Financial crimes prosecutor Grigoris Peponis on Wednesday, July 11, called for additional investigation into the possible involvement of Andreas Papandreou, the brother of former Greek Prime Minister George Papandreou, in transactions involving credit default swaps (CDS) on Greek debt by the Hellenic Postbank at a time when Papandreou served as the country’s premier.
In requesting further investigation of the case, Peponis essentially contradicted the view expressed by the first-instance court prosecutor in charge of the case Aris Koreas.
After an investigation into the affair lasting several months, Koreas came to the conclusion that there was no evidence to substantiate reports that the premier’s brother had been involved in the scandalous financial transactions and that the case should be filed as it would not stand up in court.
Peponis,on the other hand, expressed the view that the case had been led to a ‘legal dead end’ and that further investigation was required, so he requested that Koreas track the entire course of the CDSs traded by the Hellenic Postbank in the autumn of 2009.
Based on the financial prosecutor’s orders, Koreas will have to apply for the assistance of authorities in Switzerland, where the investment firm involved is based, and determine a number of issues, including the precise job title and position occupied by the premier’s brother in the firm during 2009-2010 and the extent of his involvement in taking investment decisions. He will also have to ascertain whether the firm bought CDSs on Greek debt, whether the Hellenic Postbank sold CDS to the firm in question and whether there is any evidence of insider trading in these transactions.

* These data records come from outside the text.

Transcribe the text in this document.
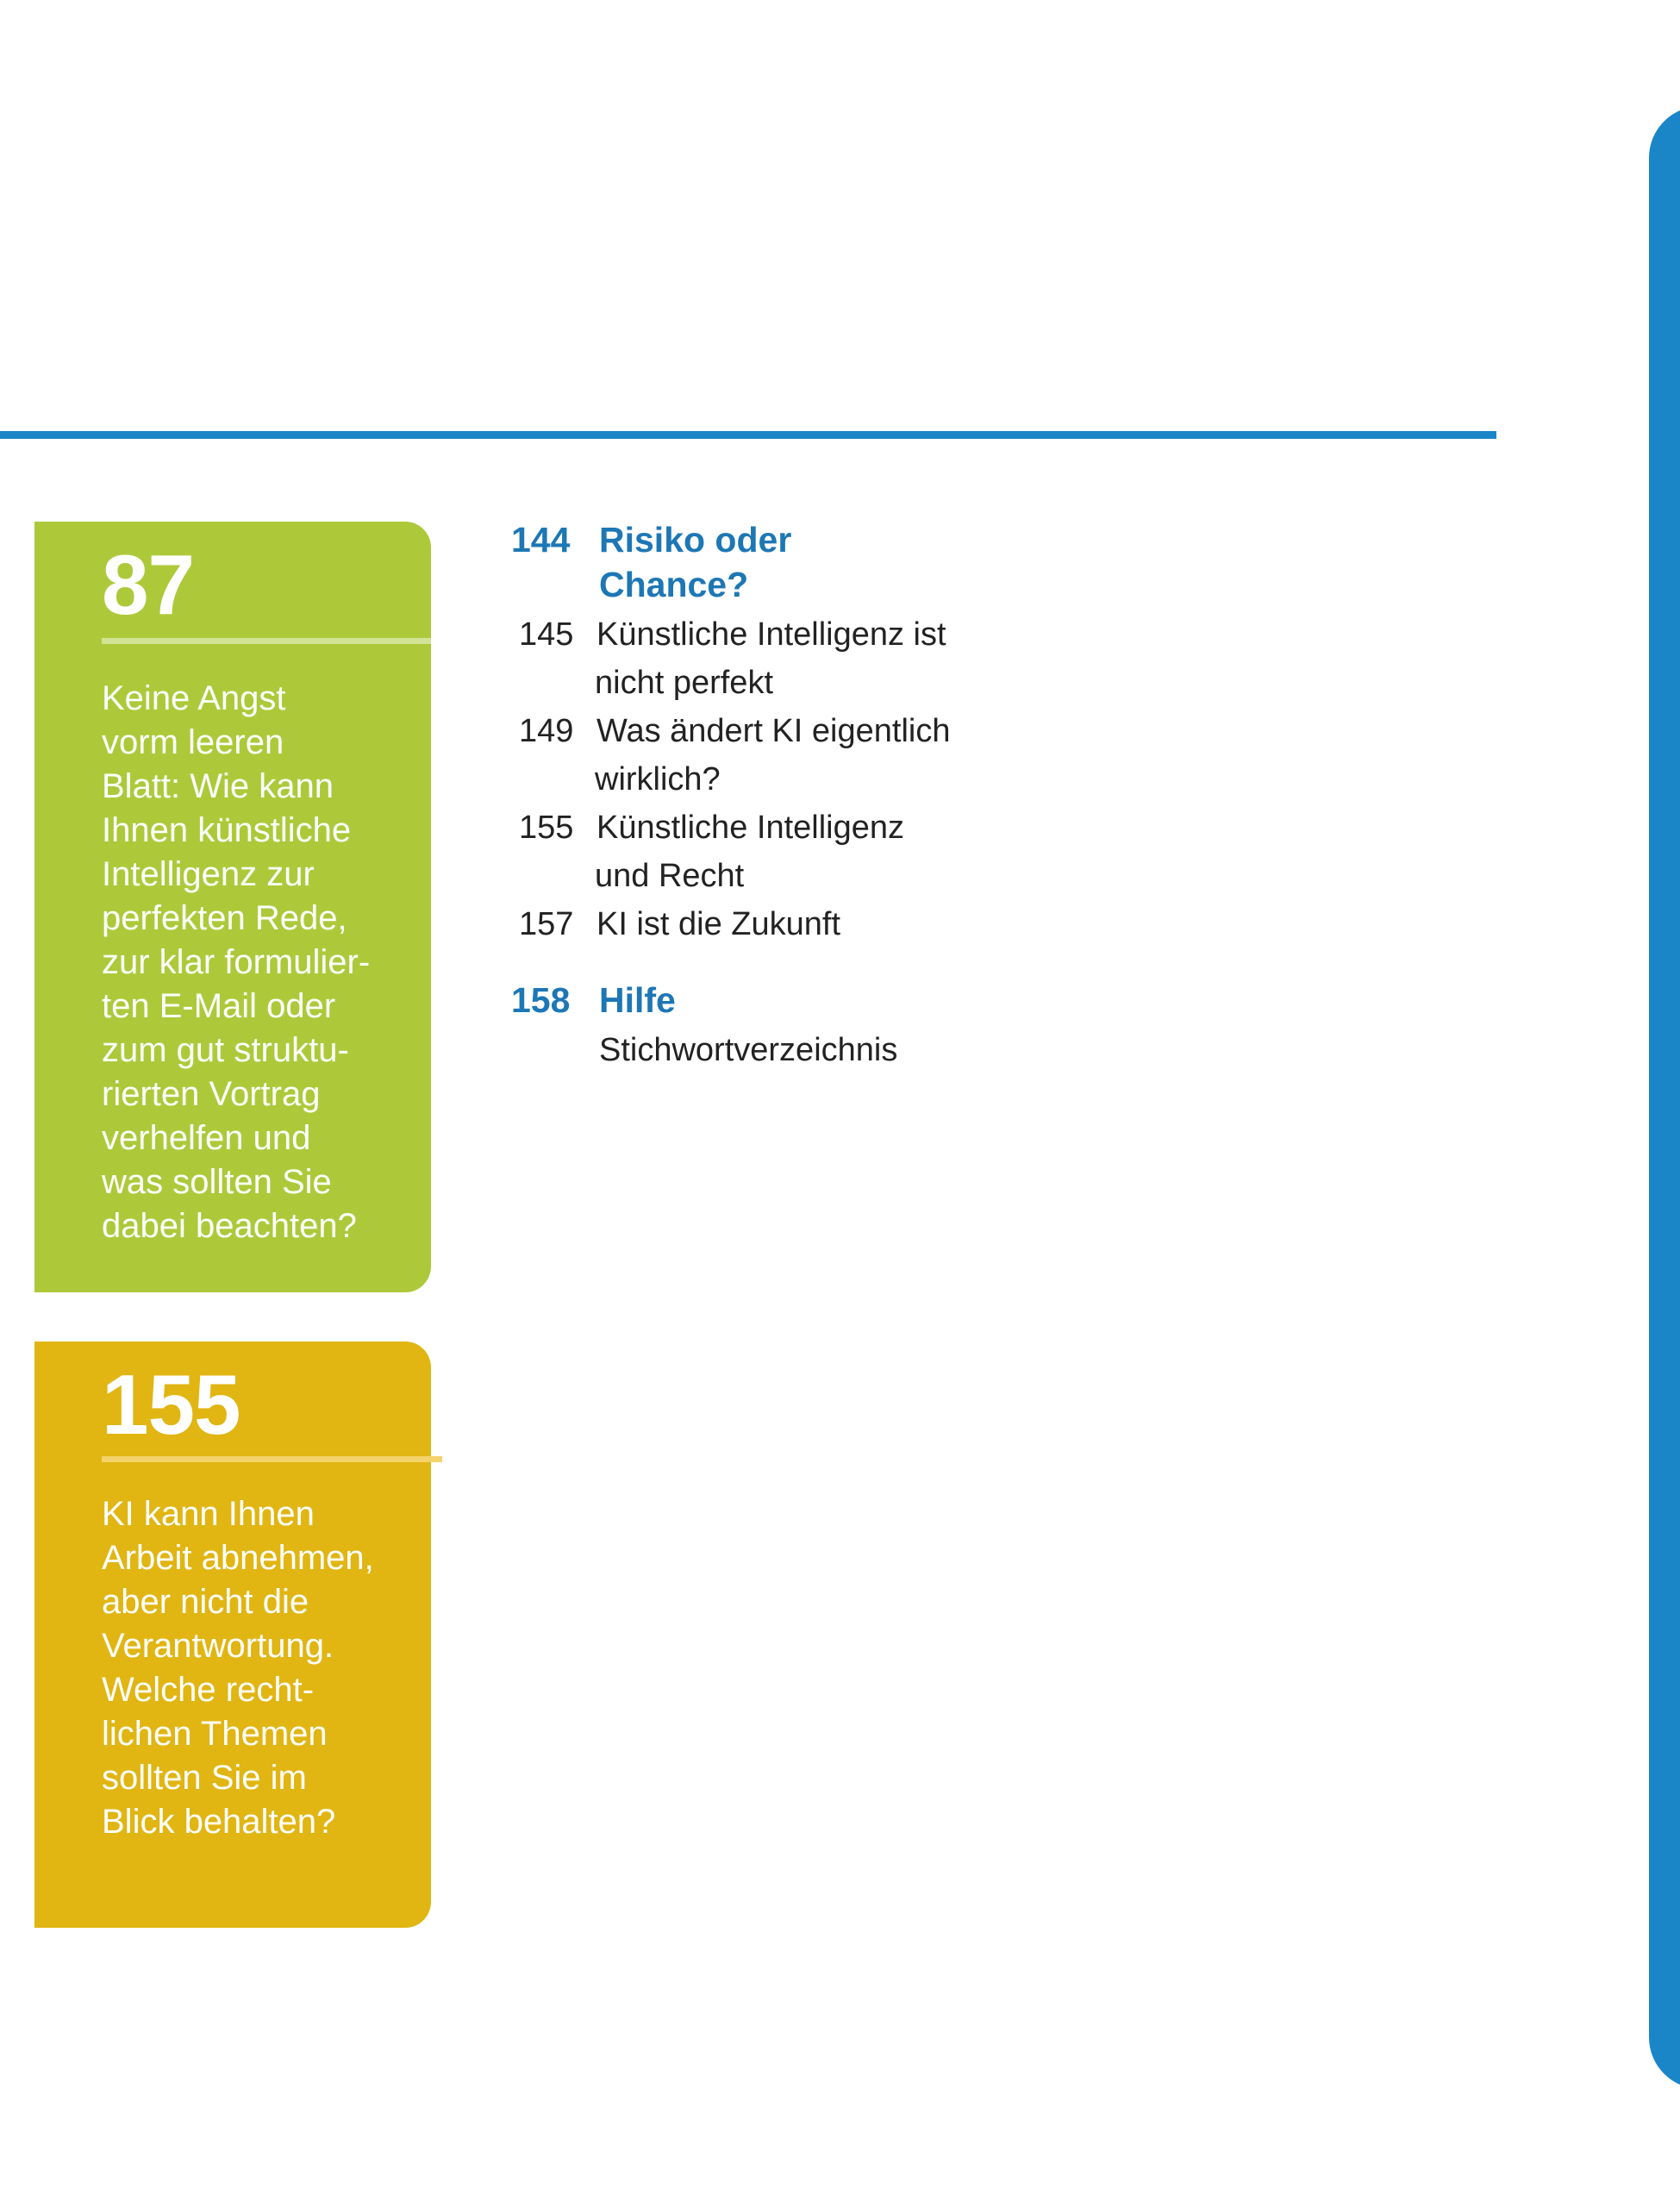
87
Keine Angst
vorm leeren
Blatt: Wie kann
Ihnen künstliche
Intelligenz zur
perfekten Rede,
zur klar formulier-
ten E-Mail oder
zum gut struktu-
rierten Vortrag
verhelfen und
was sollten Sie
dabei beachten?
155
KI kann Ihnen
Arbeit abnehmen,
aber nicht die
Verantwortung.
Welche recht-
lichen Themen
sollten Sie im
Blick behalten?
144 Risiko oder
Chance?
145 Künstliche Intelligenz ist
nicht perfekt
149 Was ändert KI eigentlich
wirklich?
155 Künstliche Intelligenz
und Recht
157 KI ist die Zukunft
158 Hilfe
Stichwortverzeichnis
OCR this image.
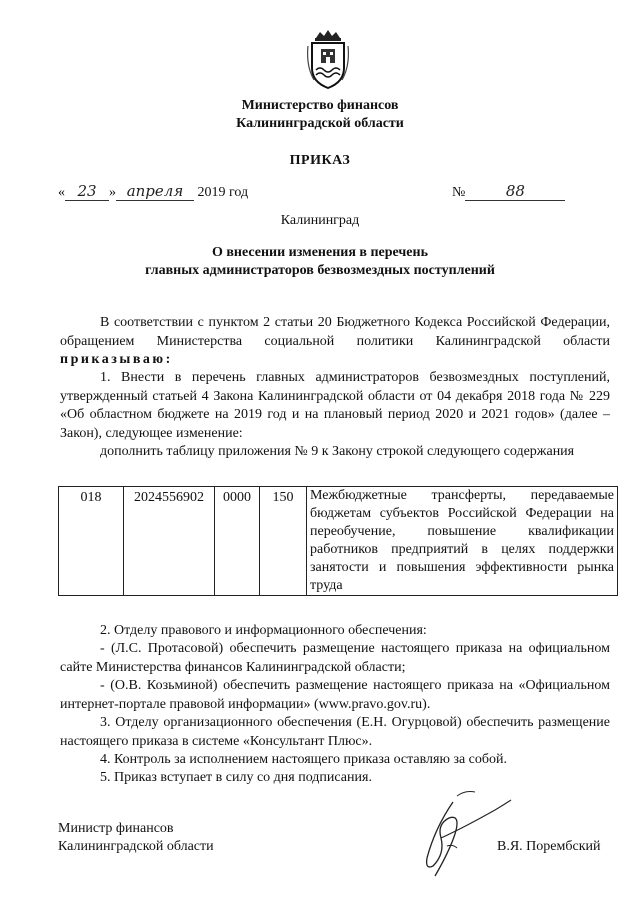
Министерство финансов
Калининградской области
ПРИКАЗ
« 23 » апреля 2019 год	№	88
Калининград
О внесении изменения в перечень
главных администраторов безвозмездных поступлений
В соответствии с пунктом 2 статьи 20 Бюджетного Кодекса Российской Федерации, обращением Министерства социальной политики Калининградской области приказываю:
1. Внести в перечень главных администраторов безвозмездных поступлений, утвержденный статьей 4 Закона Калининградской области от 04 декабря 2018 года № 229 «Об областном бюджете на 2019 год и на плановый период 2020 и 2021 годов» (далее – Закон), следующее изменение:
дополнить таблицу приложения № 9 к Закону строкой следующего содержания
018	2024556902	0000	150	Межбюджетные трансферты, передаваемые бюджетам субъектов Российской Федерации на переобучение, повышение квалификации работников предприятий в целях поддержки занятости и повышения эффективности рынка труда
2. Отделу правового и информационного обеспечения:
- (Л.С. Протасовой) обеспечить размещение настоящего приказа на официальном сайте Министерства финансов Калининградской области;
- (О.В. Козьминой) обеспечить размещение настоящего приказа на «Официальном интернет-портале правовой информации» (www.pravo.gov.ru).
3. Отделу организационного обеспечения (Е.Н. Огурцовой) обеспечить размещение настоящего приказа в системе «Консультант Плюс».
4. Контроль за исполнением настоящего приказа оставляю за собой.
5. Приказ вступает в силу со дня подписания.
Министр финансов
Калининградской области	В.Я. Порембский
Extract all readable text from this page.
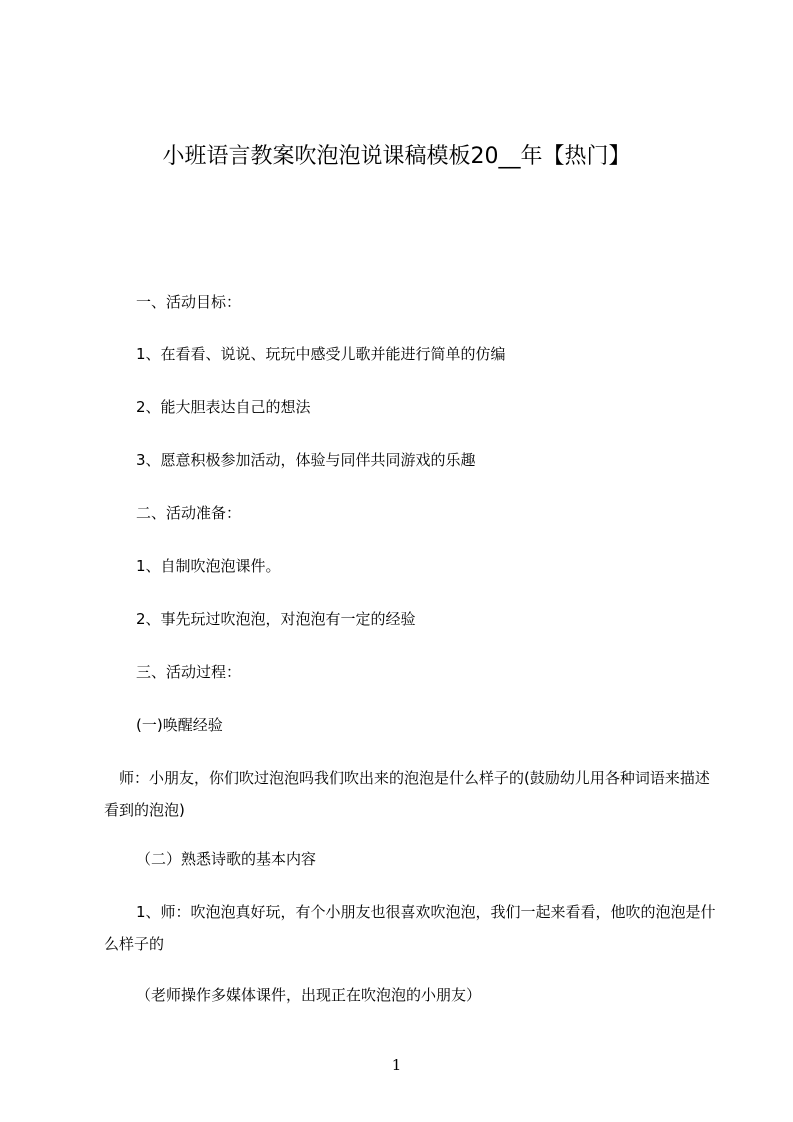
小班语言教案吹泡泡说课稿模板20__年【热门】
一、活动目标：
1、在看看、说说、玩玩中感受儿歌并能进行简单的仿编
2、能大胆表达自己的想法
3、愿意积极参加活动，体验与同伴共同游戏的乐趣
二、活动准备：
1、自制吹泡泡课件。
2、事先玩过吹泡泡，对泡泡有一定的经验
三、活动过程：
(一)唤醒经验
　师：小朋友，你们吹过泡泡吗我们吹出来的泡泡是什么样子的(鼓励幼儿用各种词语来描述看到的泡泡)
（二）熟悉诗歌的基本内容
1、师：吹泡泡真好玩，有个小朋友也很喜欢吹泡泡，我们一起来看看，他吹的泡泡是什么样子的
（老师操作多媒体课件，出现正在吹泡泡的小朋友）
1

Collecting the evidence demanded by Peponis will require a specialized team of financial auditors to assess and evaluate the evidence and decide on any further course of the case. That, of course, requires a significant time period to be completed.
The second part of Koreas’ investigation concerned complaints of an organized speculative attack against Greece, a general complaint filed by a lawyer and economist in 2010 against all responsible parties.